Friday, December 23, 2016

2016.12.23

What's the opposite of gaslighting?

Gaslighting. I hadn't even known that was a real thing - I mean, I'd seen the movie and heard the term used before, but always in a context that was so bizarre as to be fictional. Or humorous - "you trying to gaslight me?" But, apparently, it is a form of psychological abuse common enough to be buzzed about these days. They even had a story about it on one of the local news stations recently. 

And, once again, it caused me to question my behavior towards MW. 

What the hell am I doing to her?

This comes after a particularly treacherous Sunday where my little house of cards came so very close to collapsing. MW fell down suddenly and without any provocation. One second, standing; the next, on her knees on the floor looking dazed and confused.

And, oh, that was not good.

But before we get into the after-effects, allow me to expand on some of my experiences with the symptoms of early-onset dementia via HD. First and foremost, if you haven't actually spent time - real time - with someone who has Huntington's disease, there is no way you'll ever understand what it is like. This isn't hyperbole or aggrandizement of the disease. Yes, there are plenty articles you can read about the "cognitive" disorders - difficulty organizing, perseveration, depression, on and on - but unless you live there...? You couldn't possibly understand.

But I do. And I've learned - hard - how to deal...? No, not deal exactly. But how to... use? How to use MW's myriad spikes of dementia to my advantage. 

Sounds dubious, and I suppose in a way it is. Reverse gaslighting.

See, MW cannot disassociate her own experiences with external forces. A mouthful, but basically, if there is something that causes something, it doesn't really cause that thing unless it happened exactly the same way to her.

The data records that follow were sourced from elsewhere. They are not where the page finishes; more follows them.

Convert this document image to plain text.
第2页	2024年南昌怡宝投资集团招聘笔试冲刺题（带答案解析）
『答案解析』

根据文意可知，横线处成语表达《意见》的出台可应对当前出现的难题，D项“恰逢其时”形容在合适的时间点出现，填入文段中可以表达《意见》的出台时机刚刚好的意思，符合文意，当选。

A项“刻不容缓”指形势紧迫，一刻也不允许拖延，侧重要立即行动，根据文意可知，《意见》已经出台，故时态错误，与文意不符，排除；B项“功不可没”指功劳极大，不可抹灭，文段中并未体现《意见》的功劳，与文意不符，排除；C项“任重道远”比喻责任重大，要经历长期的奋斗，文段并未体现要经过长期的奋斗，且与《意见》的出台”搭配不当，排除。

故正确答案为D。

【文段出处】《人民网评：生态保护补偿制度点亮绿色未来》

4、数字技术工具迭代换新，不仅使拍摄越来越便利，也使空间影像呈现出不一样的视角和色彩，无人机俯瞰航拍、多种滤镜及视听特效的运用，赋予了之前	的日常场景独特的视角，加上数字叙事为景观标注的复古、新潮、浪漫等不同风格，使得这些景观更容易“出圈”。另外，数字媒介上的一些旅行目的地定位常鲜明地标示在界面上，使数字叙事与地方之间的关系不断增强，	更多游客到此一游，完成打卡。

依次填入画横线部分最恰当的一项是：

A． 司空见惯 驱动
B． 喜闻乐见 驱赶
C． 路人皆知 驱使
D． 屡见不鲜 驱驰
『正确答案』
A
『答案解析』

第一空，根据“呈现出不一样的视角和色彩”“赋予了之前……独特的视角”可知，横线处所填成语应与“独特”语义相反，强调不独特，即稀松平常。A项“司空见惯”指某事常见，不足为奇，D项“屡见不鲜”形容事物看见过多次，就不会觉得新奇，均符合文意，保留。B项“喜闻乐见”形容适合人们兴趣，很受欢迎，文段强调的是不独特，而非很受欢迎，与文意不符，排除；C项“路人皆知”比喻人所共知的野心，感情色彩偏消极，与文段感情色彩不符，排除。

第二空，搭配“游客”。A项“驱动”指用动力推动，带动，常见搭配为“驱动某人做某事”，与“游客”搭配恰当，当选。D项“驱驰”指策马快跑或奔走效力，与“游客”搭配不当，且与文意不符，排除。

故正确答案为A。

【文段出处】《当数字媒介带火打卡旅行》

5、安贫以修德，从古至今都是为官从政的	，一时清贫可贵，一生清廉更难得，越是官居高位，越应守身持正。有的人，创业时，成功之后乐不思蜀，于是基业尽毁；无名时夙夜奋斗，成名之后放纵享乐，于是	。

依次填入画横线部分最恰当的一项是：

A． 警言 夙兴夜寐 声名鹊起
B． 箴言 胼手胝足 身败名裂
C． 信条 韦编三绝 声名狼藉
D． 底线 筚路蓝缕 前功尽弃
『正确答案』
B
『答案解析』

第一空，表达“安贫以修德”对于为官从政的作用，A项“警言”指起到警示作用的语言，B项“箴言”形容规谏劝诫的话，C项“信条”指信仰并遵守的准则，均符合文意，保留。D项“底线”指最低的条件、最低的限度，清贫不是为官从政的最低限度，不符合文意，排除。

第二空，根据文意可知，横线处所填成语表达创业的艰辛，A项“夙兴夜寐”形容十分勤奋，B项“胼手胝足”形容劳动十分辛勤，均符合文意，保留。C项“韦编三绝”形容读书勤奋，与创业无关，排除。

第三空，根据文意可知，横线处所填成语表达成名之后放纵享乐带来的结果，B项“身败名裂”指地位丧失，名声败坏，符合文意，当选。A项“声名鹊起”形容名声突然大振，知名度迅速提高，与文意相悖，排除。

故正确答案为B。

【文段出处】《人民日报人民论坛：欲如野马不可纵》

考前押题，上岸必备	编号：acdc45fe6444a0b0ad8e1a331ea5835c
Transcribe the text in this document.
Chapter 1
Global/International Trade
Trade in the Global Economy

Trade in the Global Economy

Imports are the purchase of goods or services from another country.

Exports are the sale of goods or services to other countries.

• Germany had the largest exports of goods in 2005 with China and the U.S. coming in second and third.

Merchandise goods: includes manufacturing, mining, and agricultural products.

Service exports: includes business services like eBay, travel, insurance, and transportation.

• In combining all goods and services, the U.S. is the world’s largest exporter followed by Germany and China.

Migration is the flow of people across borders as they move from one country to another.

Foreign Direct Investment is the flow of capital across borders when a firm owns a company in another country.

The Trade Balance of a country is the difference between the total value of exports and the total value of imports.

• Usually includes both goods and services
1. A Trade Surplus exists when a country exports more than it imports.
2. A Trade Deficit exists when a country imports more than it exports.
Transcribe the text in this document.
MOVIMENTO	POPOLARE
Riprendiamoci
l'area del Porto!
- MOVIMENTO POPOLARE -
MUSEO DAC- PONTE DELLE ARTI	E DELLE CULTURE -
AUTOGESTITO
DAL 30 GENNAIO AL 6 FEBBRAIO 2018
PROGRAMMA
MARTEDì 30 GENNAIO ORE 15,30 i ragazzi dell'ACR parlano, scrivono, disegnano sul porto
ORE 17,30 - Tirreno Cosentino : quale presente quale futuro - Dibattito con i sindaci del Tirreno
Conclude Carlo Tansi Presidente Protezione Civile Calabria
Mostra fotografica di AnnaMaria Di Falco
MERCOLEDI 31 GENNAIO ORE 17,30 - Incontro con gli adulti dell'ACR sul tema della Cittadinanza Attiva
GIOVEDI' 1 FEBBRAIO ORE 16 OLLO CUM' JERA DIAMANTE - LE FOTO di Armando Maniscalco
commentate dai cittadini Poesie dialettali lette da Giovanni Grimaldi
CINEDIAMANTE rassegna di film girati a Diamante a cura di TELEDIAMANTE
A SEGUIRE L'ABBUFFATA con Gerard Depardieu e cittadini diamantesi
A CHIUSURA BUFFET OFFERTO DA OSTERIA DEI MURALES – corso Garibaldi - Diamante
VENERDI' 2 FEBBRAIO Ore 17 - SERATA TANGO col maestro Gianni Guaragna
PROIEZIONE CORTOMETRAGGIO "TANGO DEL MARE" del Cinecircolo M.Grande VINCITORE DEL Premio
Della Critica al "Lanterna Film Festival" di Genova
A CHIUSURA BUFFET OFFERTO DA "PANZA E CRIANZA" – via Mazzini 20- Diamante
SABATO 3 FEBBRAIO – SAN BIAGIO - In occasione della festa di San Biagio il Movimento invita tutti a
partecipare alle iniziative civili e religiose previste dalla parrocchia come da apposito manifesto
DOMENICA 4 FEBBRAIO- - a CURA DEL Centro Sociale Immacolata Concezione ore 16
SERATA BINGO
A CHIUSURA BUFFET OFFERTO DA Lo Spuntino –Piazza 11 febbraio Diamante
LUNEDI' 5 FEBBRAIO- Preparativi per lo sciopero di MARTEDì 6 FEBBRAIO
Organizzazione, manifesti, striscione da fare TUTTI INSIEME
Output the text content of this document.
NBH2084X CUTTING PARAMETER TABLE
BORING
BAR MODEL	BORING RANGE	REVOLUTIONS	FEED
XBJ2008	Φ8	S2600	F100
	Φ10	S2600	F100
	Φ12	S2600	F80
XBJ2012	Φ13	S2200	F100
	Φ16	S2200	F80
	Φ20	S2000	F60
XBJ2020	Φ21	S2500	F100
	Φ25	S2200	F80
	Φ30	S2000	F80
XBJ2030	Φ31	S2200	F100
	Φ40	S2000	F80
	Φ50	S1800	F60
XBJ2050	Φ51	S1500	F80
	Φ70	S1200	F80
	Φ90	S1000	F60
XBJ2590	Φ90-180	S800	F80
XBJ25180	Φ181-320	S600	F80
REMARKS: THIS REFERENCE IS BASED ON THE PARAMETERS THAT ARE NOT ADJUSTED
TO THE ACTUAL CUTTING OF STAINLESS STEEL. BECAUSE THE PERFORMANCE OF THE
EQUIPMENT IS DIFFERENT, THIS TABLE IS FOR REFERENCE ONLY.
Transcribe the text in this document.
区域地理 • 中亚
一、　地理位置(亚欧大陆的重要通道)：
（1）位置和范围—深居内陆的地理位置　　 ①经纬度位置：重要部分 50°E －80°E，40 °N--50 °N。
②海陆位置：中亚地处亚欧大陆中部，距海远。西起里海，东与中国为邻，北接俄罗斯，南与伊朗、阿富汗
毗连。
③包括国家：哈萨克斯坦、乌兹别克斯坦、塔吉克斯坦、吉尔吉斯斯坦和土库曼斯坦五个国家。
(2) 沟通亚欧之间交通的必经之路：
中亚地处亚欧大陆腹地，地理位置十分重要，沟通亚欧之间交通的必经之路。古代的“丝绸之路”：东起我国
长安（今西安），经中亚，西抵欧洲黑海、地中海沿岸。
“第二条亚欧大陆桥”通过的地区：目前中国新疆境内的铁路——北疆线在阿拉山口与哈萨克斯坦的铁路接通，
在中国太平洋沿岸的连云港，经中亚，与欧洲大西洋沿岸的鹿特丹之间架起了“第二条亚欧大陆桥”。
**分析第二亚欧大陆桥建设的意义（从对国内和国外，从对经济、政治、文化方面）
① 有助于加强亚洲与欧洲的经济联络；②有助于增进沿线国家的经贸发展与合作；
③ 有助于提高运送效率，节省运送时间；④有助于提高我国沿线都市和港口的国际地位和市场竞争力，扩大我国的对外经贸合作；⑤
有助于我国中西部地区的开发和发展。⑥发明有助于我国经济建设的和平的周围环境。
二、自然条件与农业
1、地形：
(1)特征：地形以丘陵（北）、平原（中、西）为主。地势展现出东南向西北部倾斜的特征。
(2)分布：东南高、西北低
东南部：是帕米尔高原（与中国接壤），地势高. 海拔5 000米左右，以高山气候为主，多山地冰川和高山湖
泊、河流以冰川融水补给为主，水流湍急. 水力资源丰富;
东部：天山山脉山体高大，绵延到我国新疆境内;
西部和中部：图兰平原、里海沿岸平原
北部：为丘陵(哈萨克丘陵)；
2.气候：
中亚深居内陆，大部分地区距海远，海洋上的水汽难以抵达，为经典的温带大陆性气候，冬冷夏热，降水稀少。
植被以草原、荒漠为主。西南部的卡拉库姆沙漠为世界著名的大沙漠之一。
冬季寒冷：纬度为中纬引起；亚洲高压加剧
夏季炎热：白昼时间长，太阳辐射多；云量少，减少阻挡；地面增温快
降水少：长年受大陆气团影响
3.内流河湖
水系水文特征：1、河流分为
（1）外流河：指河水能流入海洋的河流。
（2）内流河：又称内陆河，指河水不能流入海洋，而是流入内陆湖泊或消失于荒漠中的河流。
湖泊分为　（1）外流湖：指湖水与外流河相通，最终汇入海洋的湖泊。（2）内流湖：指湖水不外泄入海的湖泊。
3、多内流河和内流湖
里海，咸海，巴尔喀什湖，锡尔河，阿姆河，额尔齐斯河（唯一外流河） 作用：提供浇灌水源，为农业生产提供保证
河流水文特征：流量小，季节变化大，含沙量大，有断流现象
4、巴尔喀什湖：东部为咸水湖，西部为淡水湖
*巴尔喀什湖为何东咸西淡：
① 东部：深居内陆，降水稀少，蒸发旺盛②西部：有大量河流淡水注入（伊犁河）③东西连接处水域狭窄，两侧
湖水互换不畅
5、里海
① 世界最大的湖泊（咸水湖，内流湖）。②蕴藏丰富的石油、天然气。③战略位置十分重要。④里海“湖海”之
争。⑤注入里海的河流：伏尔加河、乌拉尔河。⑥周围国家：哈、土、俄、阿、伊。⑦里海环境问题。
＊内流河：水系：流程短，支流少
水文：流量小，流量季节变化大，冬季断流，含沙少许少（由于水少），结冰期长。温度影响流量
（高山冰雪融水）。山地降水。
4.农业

Errrr. Maybe an example will help. So MW occasionally gets rashes - heat rashes - around her collar. Nothing remarkable - happens to everybody, but each time one occurs on MW she sinks into a pit of worry and despair. Why is she getting the rash? What does it mean? Is it cancer? Will she die?

I do my best to calm her; no, it is just a heat rash. It'll fade soon. Be patient.

But that answer can not assuage her because she has been in hot weather before, and it hasn't always caused a rash.

No, see, that's not what a heat rash means. It isn't just weather.... 

Anyway, no matter how hard I try to convince her otherwise, she can't disassociate her experiences. The rash could be caused by a bug bite - she's been bit before without getting a rash. Might be anxiety - she's had worse days. Maybe an allergy - but she's never been allergic to anything before

Like that.

Now back to the fall: MW recovered physically - not even bruised - but the downward emotional spiral was intense. The fall, she knew, was a symptom of HD.

Of course not, I assured her. Everybody falls. Not everybody has HD. You've nothing to worry about.

She wasn't buying it: Not everybody falls, she said; not like that. She was certain she had HD; and continued to press me to acknowledge that fact.

But I stuck to my guns. Falling has nothing whatsoever to do with HD. Not even close. Not relevant at all. Falling is just an accident and accidents happen to everyone.

Again, if you've never spent time.... You probably wouldn't believe how long this conversation went on. MW would not; could not let it go. She insisted I tell her the truth - she insisted I tell her she had the disease.

It wore me down. I almost cracked. 

But then I had an inspiration:

Your mom never fell; I asked her. Did she?

MW thought about that. No. No, my mother never did fall down.

See? Your mother had HD, but she never fell down, so falling down is not a symptom of Huntington's Disease.

Bingo. I'd proven to MW's satisfaction that she did not have anything to worry about; and I did it by exploiting her own "cognitive" weakness.

Because of course her mother had fallen down. Of course she had. MW hadn't been with her 24 hours of the day; and the time she was with her would have been around the house where, even if she had fallen, she wouldn't have drawn attention to that event.

But MW always bragged about how healthy her mother had been up until the diagnosis. How strong a woman.... Hell, I believe it is quite possible MW had seen her mother fall; but just couldn't make the connection because after the diagnosis it was all pretty much house-bound, moving only when assisted or by wheelchair. Hard to fall when you're in a wheelchair.

So a stiff wind had blown; the walls buckled and plaster fell from the ceiling, but I'd managed to keep the whole goddamned mess together. One more time. 

And I owe it all to reverse gaslighting.